Sulla vicepresidenza esecutiva a Fitto sono stati chiari anche i capigruppo dei Verdi: “Non ci ha sorpreso”, ha ammesso Terry Reintke, che ha lamentato un deciso spostamento a destra della maggioranza (di cui gli ecologisti si sentono parte, avendo supportato la rielezione di von der Leyen), criticando anche lei la cooptazione di Ecr. “Prepareremo molto bene le audizioni”, ha garantito, aggiungendo che “sarà complicato” raggiungere la soglia dei due terzi in sede di commissione parlamentare. Il suo gruppo nutre “molte riserve sulla sua candidatura” e auspica “una sorta di rimpasto con una redistribuzione dei portafogli” nel prossimo Collegio.
L’eurodeputata tedesca ha inoltre sottolineato che la nuova Commissione “non è equilibrata a livello di genere” (il rapporto donne-uomini è 40-60), ma si è detta soddisfatta che sia stata evitata “una compartimentazione del Green deal”, il quale parrebbe essere rimasto centrale in diversi portafogli. Il suo omologo Bas Eickhout le ha fatto eco promettendo che “il tema dei cambiamenti climatici non scomparirà” dall’agenda europea, per quanto “la crisi dei nostri sistemi naturali” non sia stata considerata a sufficienza nella relazione di Mario Draghi (che evidentemente, l’agenda dei prossimi anni, la influenzerà eccome). Per l’eurodeputato olandese, comunque, non va alimentata una falsa opposizione “tra Green deal e competitività perché sono due facce della stessa medaglia”.

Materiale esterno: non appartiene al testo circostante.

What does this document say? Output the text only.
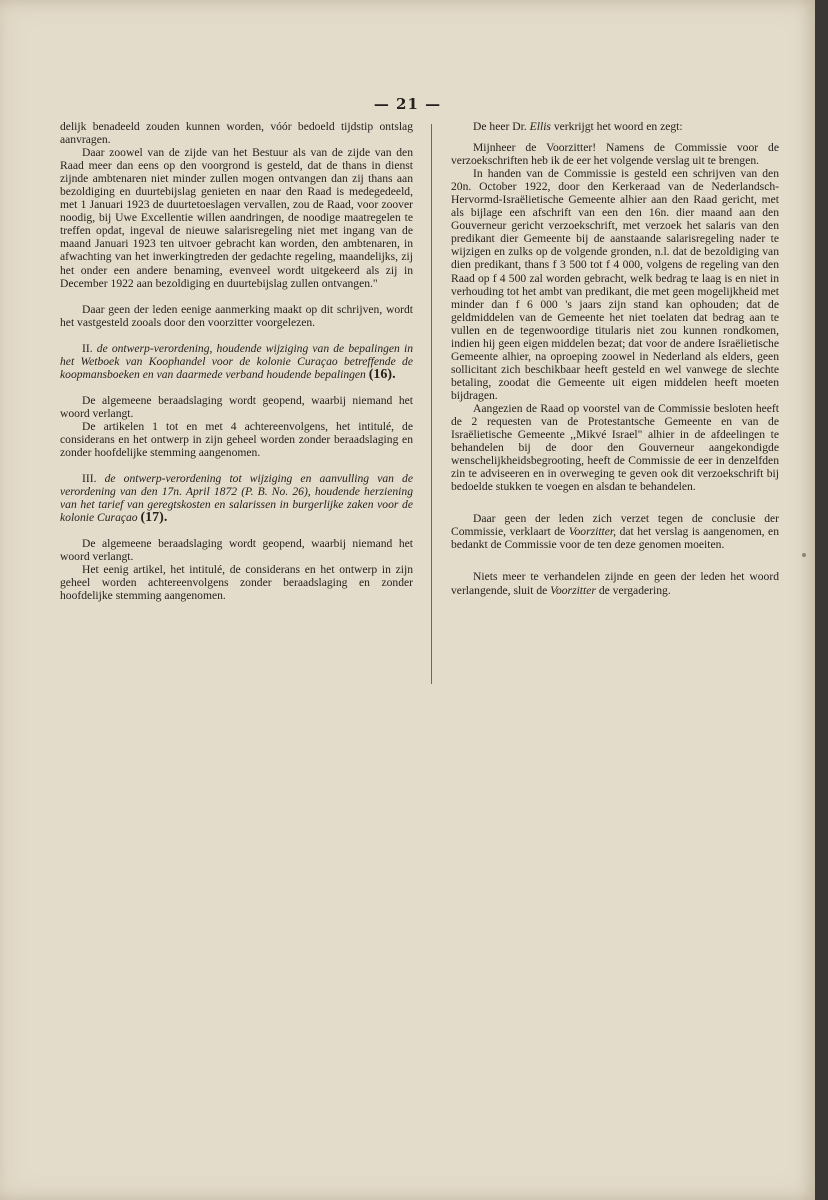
— 21 —

delijk benadeeld zouden kunnen worden, vóór bedoeld tijdstip ontslag aanvragen.

Daar zoowel van de zijde van het Bestuur als van de zijde van den Raad meer dan eens op den voorgrond is gesteld, dat de thans in dienst zijnde ambtenaren niet minder zullen mogen ontvangen dan zij thans aan bezoldiging en duurtebijslag genieten en naar den Raad is medegedeeld, met 1 Januari 1923 de duurtetoeslagen vervallen, zou de Raad, voor zoover noodig, bij Uwe Excellentie willen aandringen, de noodige maatregelen te treffen opdat, ingeval de nieuwe salarisregeling niet met ingang van de maand Januari 1923 ten uitvoer gebracht kan worden, den ambtenaren, in afwachting van het inwerkingtreden der gedachte regeling, maandelijks, zij het onder een andere benaming, evenveel wordt uitgekeerd als zij in December 1922 aan bezoldiging en duurtebijslag zullen ontvangen."

Daar geen der leden eenige aanmerking maakt op dit schrijven, wordt het vastgesteld zooals door den voorzitter voorgelezen.

II. de ontwerp-verordening, houdende wijziging van de bepalingen in het Wetboek van Koophandel voor de kolonie Curaçao betreffende de koopmansboeken en van daarmede verband houdende bepalingen (16).

De algemeene beraadslaging wordt geopend, waarbij niemand het woord verlangt.

De artikelen 1 tot en met 4 achtereenvolgens, het intitulé, de considerans en het ontwerp in zijn geheel worden zonder beraadslaging en zonder hoofdelijke stemming aangenomen.

III. de ontwerp-verordening tot wijziging en aanvulling van de verordening van den 17n. April 1872 (P. B. No. 26), houdende herziening van het tarief van geregtskosten en salarissen in burgerlijke zaken voor de kolonie Curaçao (17).

De algemeene beraadslaging wordt geopend, waarbij niemand het woord verlangt.

Het eenig artikel, het intitulé, de considerans en het ontwerp in zijn geheel worden achtereenvolgens zonder beraadslaging en zonder hoofdelijke stemming aangenomen.

De heer Dr. Ellis verkrijgt het woord en zegt:

Mijnheer de Voorzitter! Namens de Commissie voor de verzoekschriften heb ik de eer het volgende verslag uit te brengen.

In handen van de Commissie is gesteld een schrijven van den 20n. October 1922, door den Kerkeraad van de Nederlandsch-Hervormd-Israëlietische Gemeente alhier aan den Raad gericht, met als bijlage een afschrift van een den 16n. dier maand aan den Gouverneur gericht verzoekschrift, met verzoek het salaris van den predikant dier Gemeente bij de aanstaande salarisregeling nader te wijzigen en zulks op de volgende gronden, n.l. dat de bezoldiging van dien predikant, thans f 3 500 tot f 4 000, volgens de regeling van den Raad op f 4 500 zal worden gebracht, welk bedrag te laag is en niet in verhouding tot het ambt van predikant, die met geen mogelijkheid met minder dan f 6 000 's jaars zijn stand kan ophouden; dat de geldmiddelen van de Gemeente het niet toelaten dat bedrag aan te vullen en de tegenwoordige titularis niet zou kunnen rondkomen, indien hij geen eigen middelen bezat; dat voor de andere Israëlietische Gemeente alhier, na oproeping zoowel in Nederland als elders, geen sollicitant zich beschikbaar heeft gesteld en wel vanwege de slechte betaling, zoodat die Gemeente uit eigen middelen heeft moeten bijdragen.

Aangezien de Raad op voorstel van de Commissie besloten heeft de 2 requesten van de Protestantsche Gemeente en van de Israëlietische Gemeente ,,Mikvé Israel" alhier in de afdeelingen te behandelen bij de door den Gouverneur aangekondigde wenschelijkheidsbegrooting, heeft de Commissie de eer in denzelfden zin te adviseeren en in overweging te geven ook dit verzoekschrift bij bedoelde stukken te voegen en alsdan te behandelen.

Daar geen der leden zich verzet tegen de conclusie der Commissie, verklaart de Voorzitter, dat het verslag is aangenomen, en bedankt de Commissie voor de ten deze genomen moeiten.

Niets meer te verhandelen zijnde en geen der leden het woord verlangende, sluit de Voorzitter de vergadering.
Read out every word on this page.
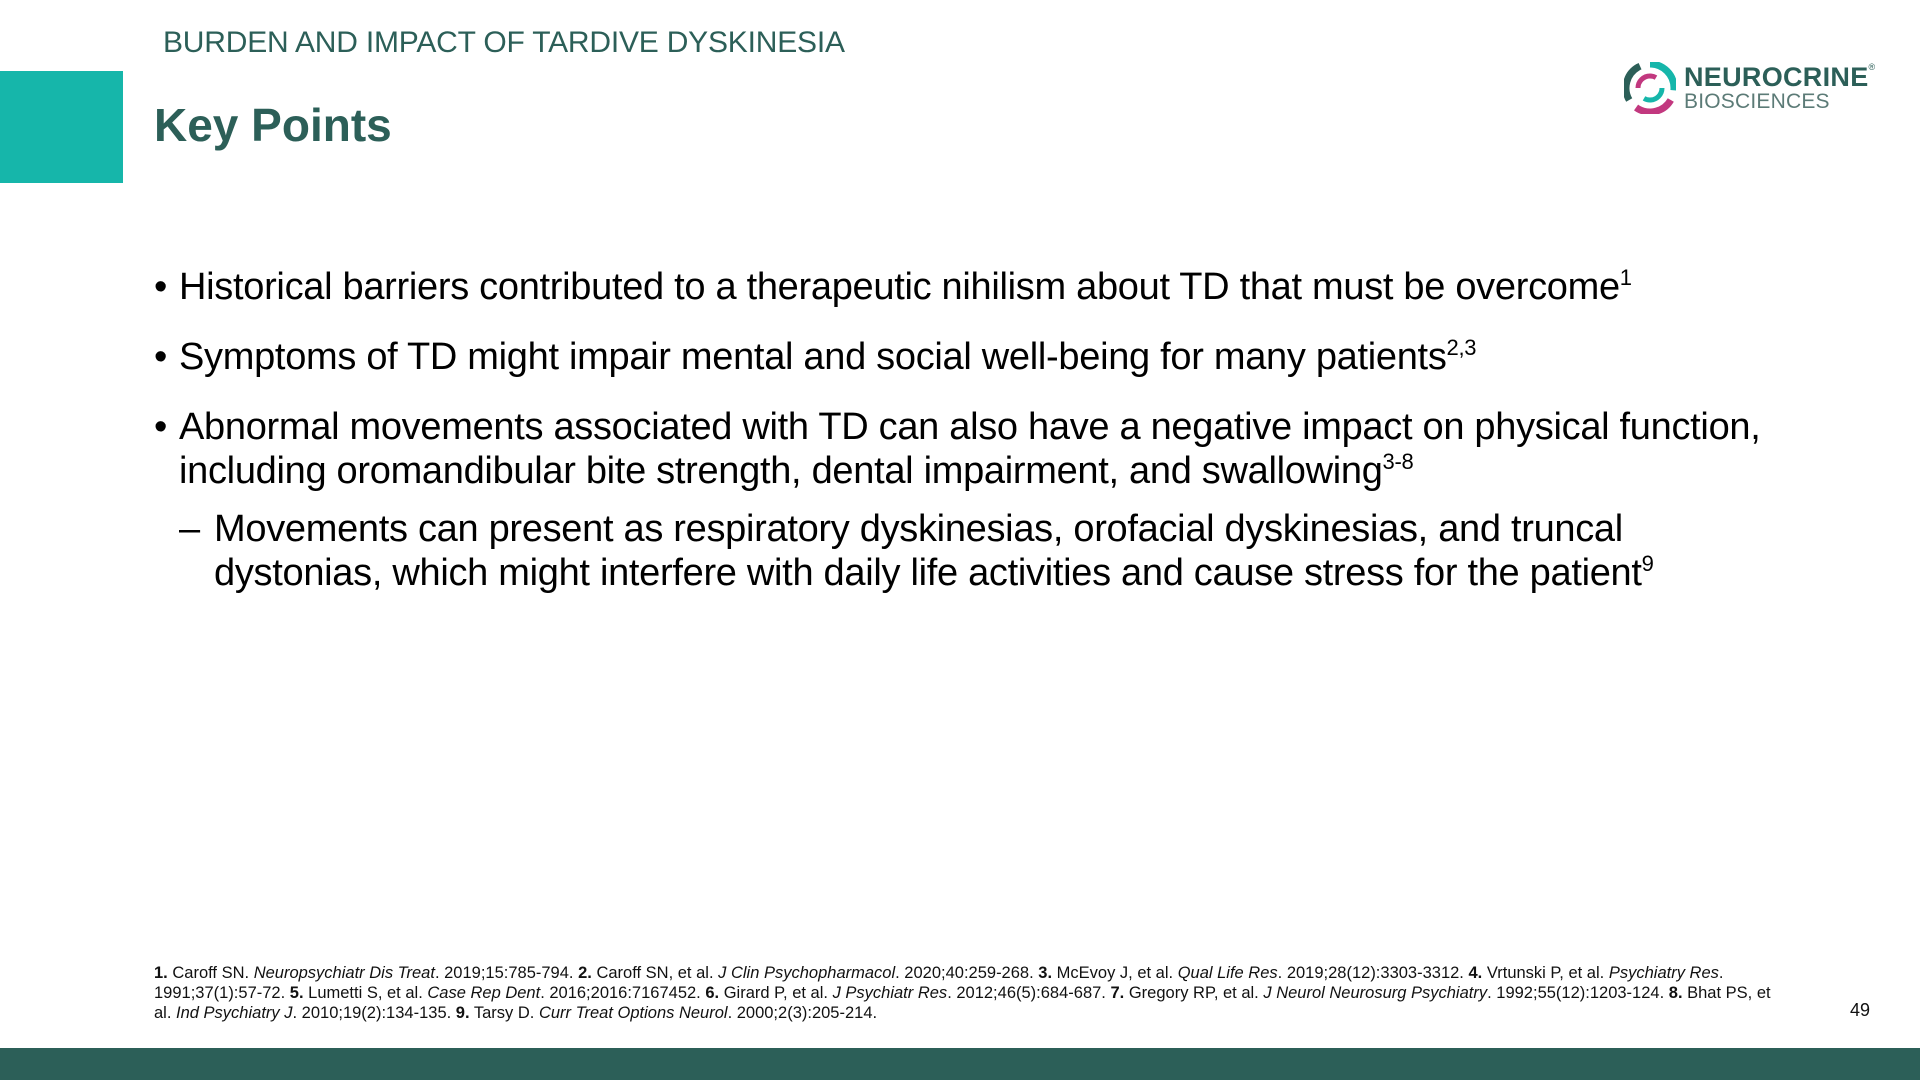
BURDEN AND IMPACT OF TARDIVE DYSKINESIA
Key Points
NEUROCRINE®
BIOSCIENCES
• Historical barriers contributed to a therapeutic nihilism about TD that must be overcome$^1$
• Symptoms of TD might impair mental and social well-being for many patients$^{2,3}$
• Abnormal movements associated with TD can also have a negative impact on physical function, including oromandibular bite strength, dental impairment, and swallowing$^{3-8}$
– Movements can present as respiratory dyskinesias, orofacial dyskinesias, and truncal dystonias, which might interfere with daily life activities and cause stress for the patient$^9$
1. Caroff SN. Neuropsychiatr Dis Treat. 2019;15:785-794. 2. Caroff SN, et al. J Clin Psychopharmacol. 2020;40:259-268. 3. McEvoy J, et al. Qual Life Res. 2019;28(12):3303-3312. 4. Vrtunski P, et al. Psychiatry Res. 1991;37(1):57-72. 5. Lumetti S, et al. Case Rep Dent. 2016;2016:7167452. 6. Girard P, et al. J Psychiatr Res. 2012;46(5):684-687. 7. Gregory RP, et al. J Neurol Neurosurg Psychiatry. 1992;55(12):1203-124. 8. Bhat PS, et al. Ind Psychiatry J. 2010;19(2):134-135. 9. Tarsy D. Curr Treat Options Neurol. 2000;2(3):205-214.	49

Infine, a lamentarsi della “Commissione europea più destra nella storia” ci ha pensato la co-capogruppo della Sinistra, Aubry, che si è unita alle critiche per la prima volta di un vicepresidente esecutivo dell’Ecr: una scelta che “getta luce sull’orientamento politico” del prossimo Collegio, che secondo lei “si basa sul sostegno dell’estrema destra“. A detta di Schirdewan, quella di offrire una vicepresidenza esecutiva a Fitto è stata una “decisione strategica di von der Leyen” grazie alla quale la popolare tedesca “si è garantita il potere” per altri cinque anni, in un panorama politico dove l’interesse per l’occupazione e i diritti sarebbe stato sostituito da quello per la difesa – come illustrano le nomine di Andrius Kubilius e Kaja Kallas, due falchi baltici anti-russi, che preconizzano secondo il deputato tedesco un “inasprimento” della posizione dei Ventisette nei confronti di Mosca.